Data source
In total, 128 original data were collected from hospital patients with HBV infection (defined as HBsAg, HBeAg, anti-HBe or anti-HBc positive; 76 males; mean age of all patients 57.4 ± 13.6 years) at the Second Affiliated Hospital of Dalian Medical University, China. These patients were newly diagnosed by their physicians and blood samples were collected before they received antiviral treatment. There is seroconversion from an HBeAg-positive phase to an HBeAg-negative, and anti-HBe-positive phase during the natural course of infection [13]. Of 128 such patients, 23, 18 and 87 cases were respectively in HBeAg-positive, HBeAg-negative, and anti-HBe-positive phase.
Laboratory tests
HBV markers (HBsAg, anti-HBs, HBeAg, anti-HBe, and anti-HBc) were measured using a chemiluminescent microparticle immunoassay (Cobas E601 analyzer; F. Hoffmann-La Roche Ltd., Basel, Switzerland) per the manufacturer’s protocols. Anti-HBs levels ≥10 mIU/ml were considered positive. Sample value/cut-off values (S/CO) were used as quantitative indicators for HBsAg, HBeAg, anti-HBe, and anti-HBc. S/CO ≥1.0 was defined as positive for HBsAg and HBeAg. The levels of anti-HBe and anti-HBc in the assays for these molecules are inversely proportional to S/CO; thus, S/CO ratios ≤1.0 were considered anti-HBe and anti-HBc positive.
A real-time fluorescence quantitative PCR system (Roche LightCycler 480II, Roche Ltd., Basel, Switzerland) and commercial diagnostic kits were used for the quantitation of HBV-DNA. The detection values were set at 500 IU/mL and serum samples with >500 IU/mL were considered positive for HBV-DNA.
Establishment of quantitative model
HBsAg (a serological marker of HBV infection, both acute and chronic) and HBeAg (found in the blood when virus is present) were designated as representing the infection phase; the quantitative value for the infection phase was defined as the Antigen index (IAg). Anti-HBs, anti-HBe and anti-HBc antibodies (found after an acute infection or in chronic HBV carriers) were designated as representing the immune response phase; the quantitative value of the immune response phase was defined as the Antibody index (IAb).
IAb was taken as an example to explain the establishment of the model. The quantitative levels of anti-HBs, anti-HBc and anti-HBe antibodies were used to establish a three-dimensional co-ordinate system; the area of the triangle they formed was the quantitative value of infection phase (Fig. 1). The area of the triangle was calculated as:
$$ \mathrm{S}={0.5}^{\ast }\ \sin {60}^{\ast }\ \left(\mathrm{anti}\hbox{-} {\mathrm{HBs}}^{\ast }\ 1/\mathrm{anti}\hbox{-} \mathrm{HBe}+\mathrm{anti}\hbox{-} {\mathrm{HBs}}^{\ast }\ \mathrm{anti}\hbox{-} \mathrm{HBc}+\mathrm{anti}\hbox{-} {\mathrm{HBc}}^{\ast }\ 1/\mathrm{anti}\hbox{-} \mathrm{HBe}\right) $$
Note, anti-HBc and anti-HBe were determined by applying the competition method, for which (1/anti-HBe and 1/anti-HBc) should be substituted.
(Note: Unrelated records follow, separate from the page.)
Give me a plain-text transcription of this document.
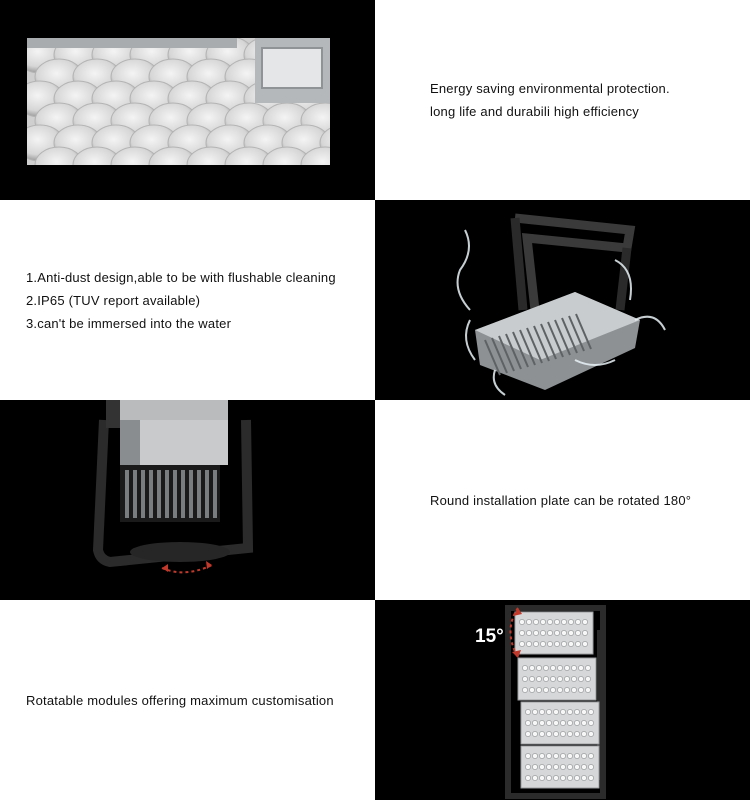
Energy saving environmental protection.

long life and durabili high efficiency

1.Anti-dust design,able to be with flushable cleaning

2.IP65 (TUV report available)

3.can't be immersed into the water

Round installation plate can be rotated 180°

Rotatable modules offering maximum customisation

15°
As 0.5 * sin60 was constant, it could be omitted in analysis.
Because the quantitative value (S) is a large number that is impractical to work with, the square root of S can be substituted as demonstrated below.
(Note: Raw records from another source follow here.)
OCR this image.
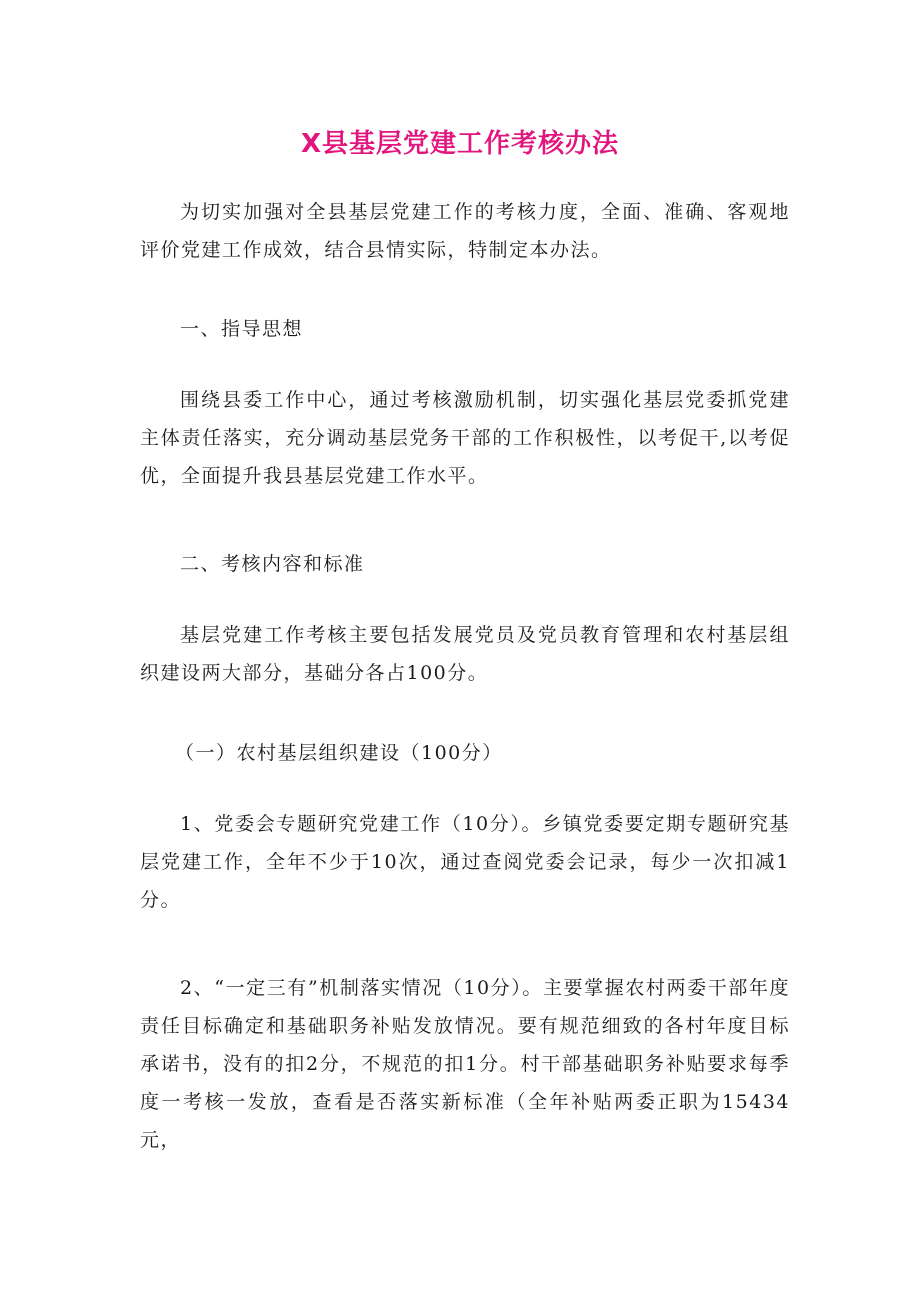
X县基层党建工作考核办法

为切实加强对全县基层党建工作的考核力度，全面、准确、客观地评价党建工作成效，结合县情实际，特制定本办法。

一、指导思想

围绕县委工作中心，通过考核激励机制，切实强化基层党委抓党建主体责任落实，充分调动基层党务干部的工作积极性，以考促干,以考促优，全面提升我县基层党建工作水平。

二、考核内容和标准

基层党建工作考核主要包括发展党员及党员教育管理和农村基层组织建设两大部分，基础分各占100分。

（一）农村基层组织建设（100分）

1、党委会专题研究党建工作（10分）。乡镇党委要定期专题研究基层党建工作，全年不少于10次，通过查阅党委会记录，每少一次扣减1分。

2、“一定三有”机制落实情况（10分）。主要掌握农村两委干部年度责任目标确定和基础职务补贴发放情况。要有规范细致的各村年度目标承诺书，没有的扣2分，不规范的扣1分。村干部基础职务补贴要求每季度一考核一发放，查看是否落实新标准（全年补贴两委正职为15434元，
$$ IAb=\sqrt{antHBs^{\ast }1/ antiHBe+{antiHBs}^{\ast }1/ antiHBc+1/{antiHBe}^{\ast }1/ antiHBc} $$
The calculation theory for IAg was consistent with that for IAb. The formula for IAg is as follow:
$$ \mathrm{IAg}=\sqrt{{\mathrm{HBsAg}}^{\ast}\mathrm{HBeAg}} $$
Statistical analysis
The IAg and IAb indices were not normally distributed; hence they are stated as quartile values. Difference between groups were analyzed using the Mann–Whitney U-test. The relationship between the IAg and IAb indices was assessed using Spearman correlation. Data were considered statistically significant when the probability of a type I error was ≤0.05. Data were analyzed using SPSS ver. 13.0 software for Windows.